Pero nadie me escuchó. Mi padre, el hombre que se suponía debía protegerme, se abalanzó sobre mí. Me agarró por el cuello de la camisa y me estampó contra la pared.
"¡Monstruo! ¿Cómo te atreves a lastimar a tu propio hermano?" Su rostro estaba rojo de ira. Me abofeteó con fuerza, el golpe me hizo ver estrellas.
Mi suegro se unió a él. Me sujetó los brazos mientras mi padre me golpeaba en el estómago. Caí de rodillas, sin aliento, el dolor era agudo y punzante.
Miré a Sofía, buscando una pizca de ayuda, de compasión. Pero ella se quedó allí, de pie, observando la escena con una frialdad espeluznante. No movió un dedo para defenderme. Solo cuando mi padre levantó el puño para golpearme de nuevo, ella intervino.
"¡Basta!" gritó. "¡Van a lastimarlo!".
Por un momento, una estúpida chispa de esperanza se encendió en mí. Pero se extinguió tan rápido como apareció.
"Tenemos que llevar a Fernando al hospital," continuó, su voz llena de urgencia. "Su pierna podría estar rota".
Su única preocupación era él. Yo no era más que un mueble en la habitación.
Mi padre me soltó con desprecio. Me quedé en el suelo, tratando de recuperar el aliento, mi cuerpo dolía, pero mi corazón dolía más. Estaba tan roto por dentro que ya no podía ni llorar. El pozo de mis lágrimas se había secado.

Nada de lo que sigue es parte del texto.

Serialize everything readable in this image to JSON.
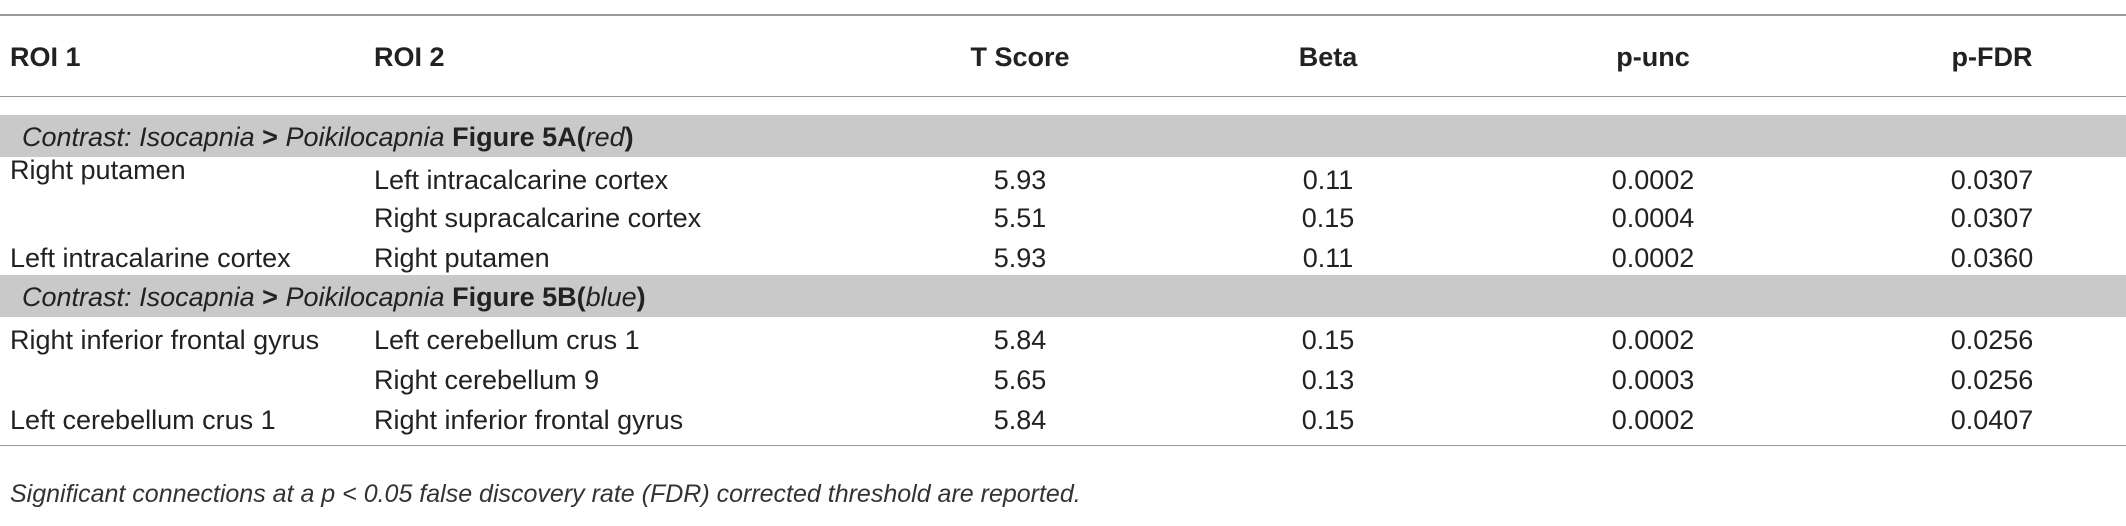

Me levanté con dificultad, apoyándome en la pared. Nadie me ofreció ayuda. Sofía y mis padres ayudaron a Fernando a levantarse y lo llevaron al coche.
"Vamos al hospital," me ordenó mi padre. "Y más te vale que no intentes nada estúpido".
Fui a mi habitación, me cambié la camisa rota y los seguí en mi propio coche. Cuando llegué al hospital, Sofía ya estaba en la sala de emergencias, llenando los papeles de admisión para Fernando. Lo sostenía del brazo, susurrándole palabras de consuelo.
Una enfermera se acercó a ellos. "Disculpen, ¿son pareja? Necesito la información del paciente".
Sofía se sonrojó, pero no lo negó. "Sí," mintió sin dudarlo. "Él es mi esposo".
Sentí como si me hubieran apuñalado por la espalda una vez más. Me di la vuelta y fui a otra sección del hospital para que me revisaran los moretones. El médico me miró con pena.
"Parece que te dieron una buena paliza," dijo mientras aplicaba una pomada en mis costillas.
"Fue un accidente," mentí, sintiéndome patético.
Más tarde, mientras esperaba en el pasillo, los vi salir de la consulta. Fernando tenía la pierna enyesada y cojeaba dramáticamente, apoyándose en Sofía.
"Ay, mi amor, qué doloroso debe ser," le decía Sofía en voz alta, asegurándose de que yo la escuchara. "No te preocupes, yo te cuidaré. Te daré masajes todos los días hasta que te recuperes".
Fernando le sonrió, una sonrisa de suficiencia. "Gracias, cariño. Eres la mejor esposa del mundo".
Se detuvieron a unos metros de mí, actuando como si yo no existiera. Sus voces eran susurros íntimos, sus miradas llenas de una complicidad que me enfermaba.
"Cuando lleguemos a casa, te prepararé tu postre favorito," le dijo ella.
"Y después, ¿me darás mi medicina especial?" respondió él, guiñándole un ojo.
No pude soportarlo más. Me levanté y caminé hacia el baño. Me encerré en un cubículo y finalmente, las lágrimas que había estado conteniendo brotaron. Lloré en silencio, un llanto amargo y desesperado. Me miré en el espejo del baño, mi rostro estaba pálido, mis ojos rojos. El hombre que me devolvía la mirada era un extraño, un hombre roto. Pero en medio de ese dolor, una nueva sensación comenzó a crecer: un frío y duro deseo de venganza.